Кстати, о наблюдениях — ты наблюдаешь, тебя наблюдают, — должен упомянуть долгий мрачный осмотр, которому себя подверг сегодня утром в зеркале ванной. Как правило, я сейчас не торчу перед зеркалом дольше необходимости. Было время, было, когда мне даже вполне себе нравилось то, что я видел в зеркале, но теперь — увы. Теперь меня пугает, и это еще мягко сказано, когда вдруг на меня пялится личико, абсолютно непохожее на то, чего ожидал. Какая-то прямо пародия на меня, уныло взлохмаченный тип в хэллоуинской маске из серо-красной резины, лишь отдаленно смахивающий на облик, какой упорно удерживаю в голове. Вообще у меня с зеркалами проблема.
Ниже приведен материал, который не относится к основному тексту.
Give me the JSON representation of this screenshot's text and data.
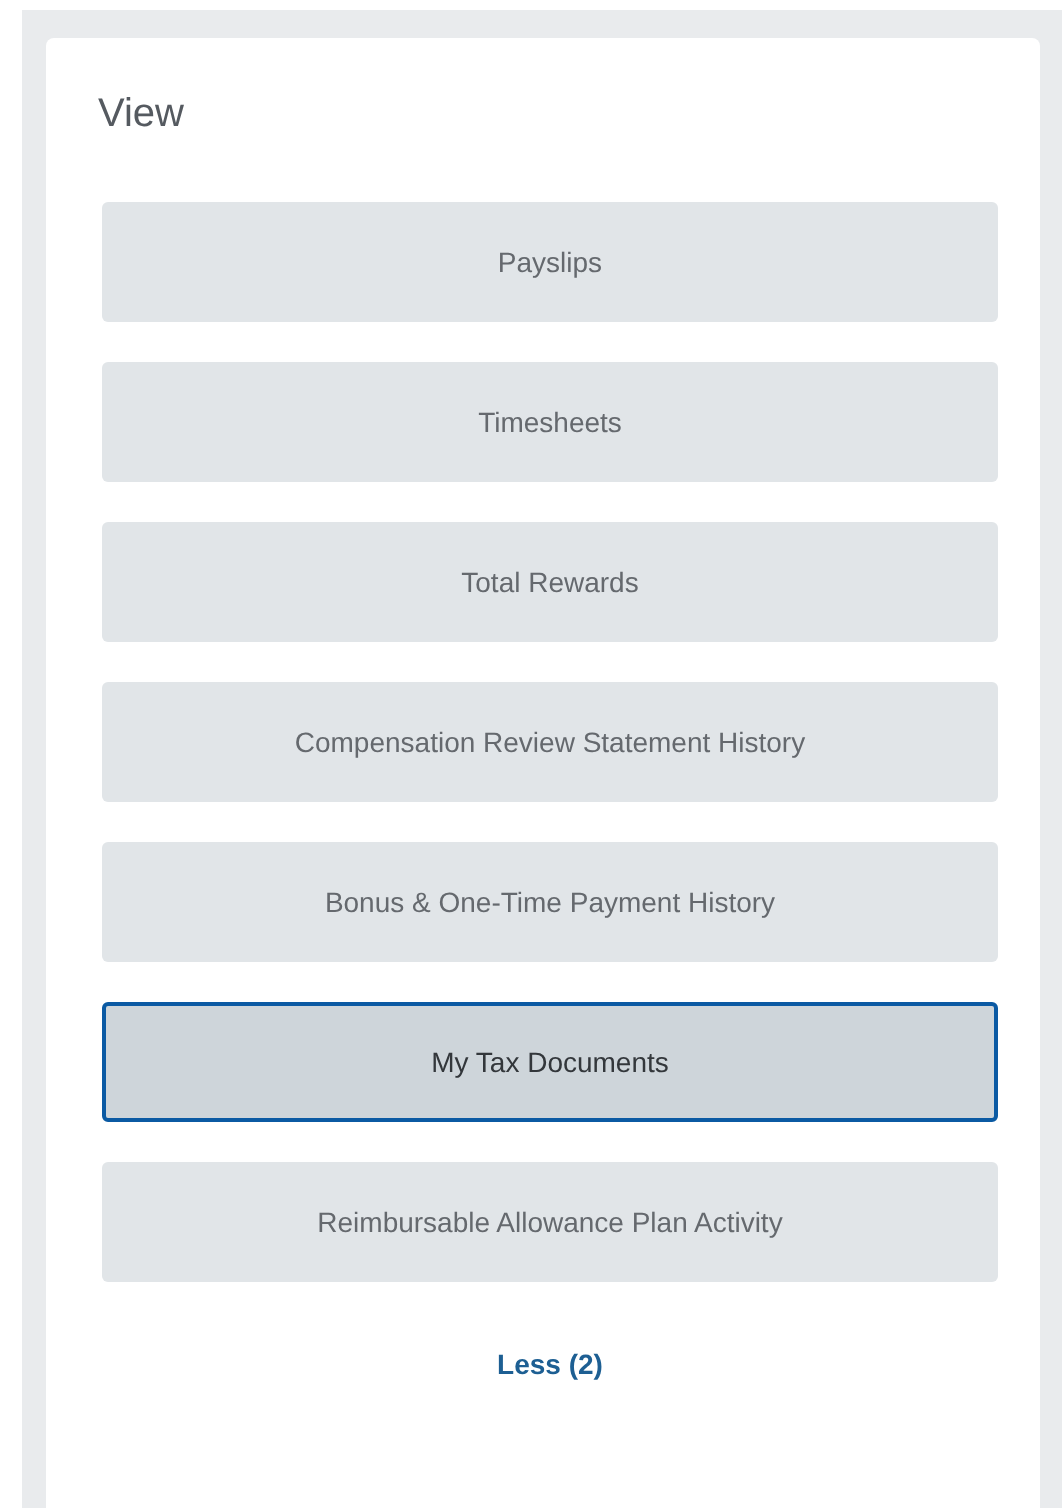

То есть проблем у меня с зеркалами хватает, но в основном они метафизического свойства, тогда как та, о которой сейчас скажу, абсолютно практическая. Из-за моего невозможного, несуразного роста зеркальца, скажем, для бритья всегда слишком низко для меня повешены на стене, и приходится в три погибели гнуться, чтоб обозреть собственную физиономию во всей полноте. И вот, когда таращусь на себя из зеркала, весь изогнутый, с этим дурацким удивлением, страшком, который теперь не отпускает меня, с отвислой челюстью и как бы в тихом недоумении вздернув брови, — я, ей-богу, похож на висельника.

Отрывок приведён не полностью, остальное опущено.